For rent: 2 bedrooms condo at Anderson Club in Myrtle beach July 28 to Aug 4

Last minute deal, cannot go with my new jobs.


----------



## chequon (Jul 12, 2018)

What is your asking price and how many does it sleep, and view ie. oceanfront/view?


Tradetimes said:


> Hi
> 
> For rent: 2 bedrooms condo at Anderson Club in Myrtle beach July 28 to Aug 4
> 
> Last minute deal, cannot go with my new jobs.


----------



## darrius1st (Jul 12, 2018)

Is the room beach front?


----------



## riv1964 (Jul 13, 2018)

Tradetimes said:


> Hi
> 
> For rent: 2 bedrooms condo at Anderson Club in Myrtle beach July 28 to Aug 4
> 
> Last minute deal, cannot go with my new jobs.


Interested . Still available?


----------



## bluehende (Jul 13, 2018)

He hasn't responded to PM either so not sure what is going on.


----------



## Tradetimes (Jul 13, 2018)

riv1964 said:


> Interested . Still available?




still availaible, sleep 6 ocean front


----------



## kathyreich (Jul 14, 2018)

Is it still available?
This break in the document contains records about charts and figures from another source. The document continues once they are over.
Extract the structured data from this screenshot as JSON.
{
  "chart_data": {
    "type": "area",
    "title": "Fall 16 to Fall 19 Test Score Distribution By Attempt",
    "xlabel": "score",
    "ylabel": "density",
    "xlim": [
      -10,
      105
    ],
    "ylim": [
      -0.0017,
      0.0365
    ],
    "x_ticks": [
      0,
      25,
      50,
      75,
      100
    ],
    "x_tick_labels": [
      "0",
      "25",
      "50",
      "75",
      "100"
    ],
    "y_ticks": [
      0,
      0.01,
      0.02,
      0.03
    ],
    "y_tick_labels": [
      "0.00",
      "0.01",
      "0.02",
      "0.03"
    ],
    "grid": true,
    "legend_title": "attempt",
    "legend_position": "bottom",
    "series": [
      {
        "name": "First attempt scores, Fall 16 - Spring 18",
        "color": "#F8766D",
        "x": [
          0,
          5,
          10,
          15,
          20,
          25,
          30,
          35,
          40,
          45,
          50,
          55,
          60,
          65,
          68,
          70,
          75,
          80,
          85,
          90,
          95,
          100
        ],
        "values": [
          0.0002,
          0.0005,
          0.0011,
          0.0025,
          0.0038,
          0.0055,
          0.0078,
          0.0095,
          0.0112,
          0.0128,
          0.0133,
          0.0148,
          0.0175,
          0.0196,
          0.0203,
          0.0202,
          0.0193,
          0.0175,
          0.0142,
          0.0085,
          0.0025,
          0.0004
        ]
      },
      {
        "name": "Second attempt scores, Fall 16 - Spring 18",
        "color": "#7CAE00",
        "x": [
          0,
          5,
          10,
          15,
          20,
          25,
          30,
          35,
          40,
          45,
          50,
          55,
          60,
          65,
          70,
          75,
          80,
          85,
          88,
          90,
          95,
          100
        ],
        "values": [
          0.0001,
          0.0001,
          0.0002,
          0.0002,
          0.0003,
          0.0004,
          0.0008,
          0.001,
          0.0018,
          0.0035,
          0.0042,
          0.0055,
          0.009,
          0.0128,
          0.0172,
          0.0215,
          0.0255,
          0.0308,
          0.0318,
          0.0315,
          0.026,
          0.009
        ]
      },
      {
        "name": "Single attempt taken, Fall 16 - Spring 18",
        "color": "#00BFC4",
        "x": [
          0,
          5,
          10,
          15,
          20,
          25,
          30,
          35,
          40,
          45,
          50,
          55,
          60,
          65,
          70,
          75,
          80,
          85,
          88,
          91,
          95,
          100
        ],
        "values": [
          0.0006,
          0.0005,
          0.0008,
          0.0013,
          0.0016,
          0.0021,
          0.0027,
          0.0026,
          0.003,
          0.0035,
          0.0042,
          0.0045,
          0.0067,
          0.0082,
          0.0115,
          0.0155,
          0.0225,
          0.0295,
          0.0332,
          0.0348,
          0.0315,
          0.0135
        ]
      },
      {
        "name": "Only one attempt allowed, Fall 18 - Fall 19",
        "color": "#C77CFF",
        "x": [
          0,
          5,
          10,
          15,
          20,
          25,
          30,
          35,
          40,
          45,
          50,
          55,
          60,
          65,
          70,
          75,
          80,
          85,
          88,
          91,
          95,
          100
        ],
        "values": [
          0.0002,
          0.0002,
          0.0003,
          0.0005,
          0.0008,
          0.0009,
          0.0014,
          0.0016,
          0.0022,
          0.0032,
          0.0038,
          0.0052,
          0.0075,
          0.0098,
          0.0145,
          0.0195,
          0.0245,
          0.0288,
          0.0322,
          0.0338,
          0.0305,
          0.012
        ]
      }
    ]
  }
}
What would be the price.  We would have to leave on August 2nd.
Thank you
Kathleen


----------



## riv1964 (Jul 14, 2018)

Sent you a private message


----------



## Tradetimes (Jul 22, 2018)

Still available 


Envoyé de mon iPhone en utilisant Tapatalk


----------



## riv1964 (Jul 22, 2018)

Tradetimes said:


> Still available
> 
> 
> Envoyé de mon iPhone en utilisant Tapatalk


Please call phone number sent to you in private message  Thank you


----------



## riv1964 (Jul 23, 2018)

We have till Wednesday a.m. till cancel current reservation. Would like to rent your condo. Have sent you our phone number through private message. If you prefer, you could sent us your phone number via private message and we will call you. Thanks


----------